I know about runIn and runInMillis but they don't return a handle that allows you to cancel them (my understanding is they have a void return type - please let me know if I'm wrong). My understanding is you can reset runIn and runInMillis by calling them with the same method as you originally called them with, but this restarts the time, rather than clears it.

Any help you can give is appreciated.

unschedule(String handlerMethod)

1 Like

Thank you. So as I undestand this, if I did

runIn(60, myHandlerMethodName)

I could then later cancel it with:

unschedule(myHandlerMethodName)

is that correct?

1 Like

yes

1 Like

Also, you should be aware of these two options:

runIn(60, myHandlerMethodName)

and

runIn(60, myHandlerMethodName, [overwrite: false])

overwrite:true is the default, so every time you run the first form of runIn, it unschedules any pending runIn for that handler. The second form doesn't unschedule, it creates a new scheduled event.

thanks for the help. Final question . . .
Let's say I have a method that takes a time value
def myMethod(time) { ... some code ... }

And I want to run several instances of it and be able to cancel . In Javascript, I could run each instance and assign the return handler to a variable in an array
instance[0] = setTimeout(myMethod(50), 3000)
instance [1] = setTimeout(myMethod(150), 4000)
instance[2] = setTimeout(myMethod(500), 9000)

I could then clear a specific one. I.e., clearTimeout(instance[1]) to clear the second one, but the first and third would continue.

Is the same achievable with unsubscribe() and runIn( time, myMethod, [data[time:whatever], overwrite:false]), or would each method name have to have a different name so that you clear the "right" one (or would the unsubscribe just clear all the myMethod runIns)?

You would need to handle the data passed in your code to decide what to do with that particular instance. You won't get help from unsubscribe() per se. But by passing data through the scheduler to the handler you can do what you need to do.

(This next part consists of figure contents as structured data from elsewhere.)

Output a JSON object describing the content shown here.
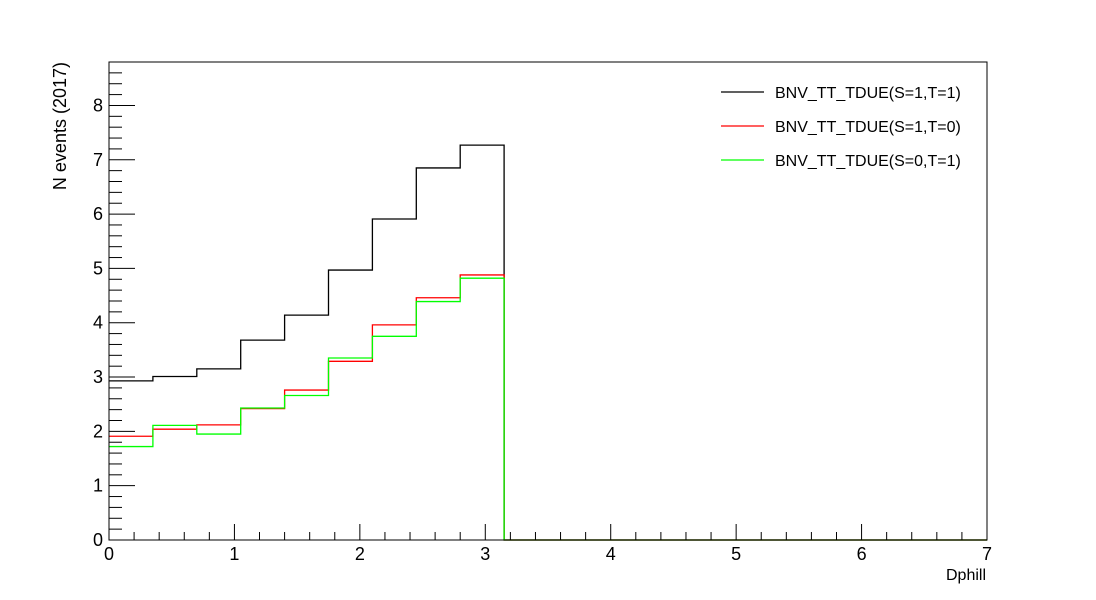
{
  "chart_data": {
    "type": "step",
    "title": "",
    "xlabel": "Dphill",
    "ylabel": "N events (2017)",
    "xlim": [
      0,
      7
    ],
    "ylim": [
      0,
      8.8
    ],
    "x_ticks": [
      "0",
      "1",
      "2",
      "3",
      "4",
      "5",
      "6",
      "7"
    ],
    "y_ticks": [
      "0",
      "1",
      "2",
      "3",
      "4",
      "5",
      "6",
      "7",
      "8"
    ],
    "bin_edges": [
      0,
      0.35,
      0.7,
      1.05,
      1.4,
      1.75,
      2.1,
      2.45,
      2.8,
      3.15,
      3.5,
      3.85,
      4.2,
      4.55,
      4.9,
      5.25,
      5.6,
      5.95,
      6.3,
      6.65,
      7.0
    ],
    "legend_position": "top-right",
    "grid": false,
    "series": [
      {
        "name": "BNV_TT_TDUE(S=1,T=1)",
        "color": "#000000",
        "values": [
          2.93,
          3.01,
          3.15,
          3.68,
          4.14,
          4.97,
          5.91,
          6.85,
          7.27,
          0,
          0,
          0,
          0,
          0,
          0,
          0,
          0,
          0,
          0,
          0
        ]
      },
      {
        "name": "BNV_TT_TDUE(S=1,T=0)",
        "color": "#ff0000",
        "values": [
          1.91,
          2.04,
          2.12,
          2.42,
          2.76,
          3.29,
          3.96,
          4.46,
          4.88,
          0,
          0,
          0,
          0,
          0,
          0,
          0,
          0,
          0,
          0,
          0
        ]
      },
      {
        "name": "BNV_TT_TDUE(S=0,T=1)",
        "color": "#00ff00",
        "values": [
          1.72,
          2.11,
          1.95,
          2.43,
          2.66,
          3.35,
          3.75,
          4.39,
          4.82,
          0,
          0,
          0,
          0,
          0,
          0,
          0,
          0,
          0,
          0,
          0
        ]
      }
    ]
  }
}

Sorry, I don't fully understand this. I don't want to use too much of your time on this - is there API documentation somewhere covering this and I'll just review that? What you've answered so far is very helpful (and already allows me to fix a problem I needed to address in some code I'm working on).
Thanks.

I don't know about the documentation.

You pass a map in for data, so it looks like this:

runIn(60, handler, [data:[x: 1, y: "abc", etc: etc]])

Then the handler is:

void handler(p) {
   p.x ... 
   p.y ...  
   p.etc
}
1 Like

Thanks. That's much clearer.

It would certainly have been nice if each call to runIn / runInMillis returned a unique handle, like you get in JavaScript's setTimeout, so you could uniquely identify and end timeouts, but what you've explained allows me to move ahead. If there were a reasonable way to modify it runIn/ runInMillis to be more "JavaScript" like -- i.e. so each call returned a unique handle to allow accurate identification and termination using a clearTimeout like function, please give that a thought (or, along the same lines, add additional methods following the JavaScript naming convention setTimeout(), clearTimeout()). In any case, I understand this may not be a priority given all the more major things your team is working on. Thanks again for the response.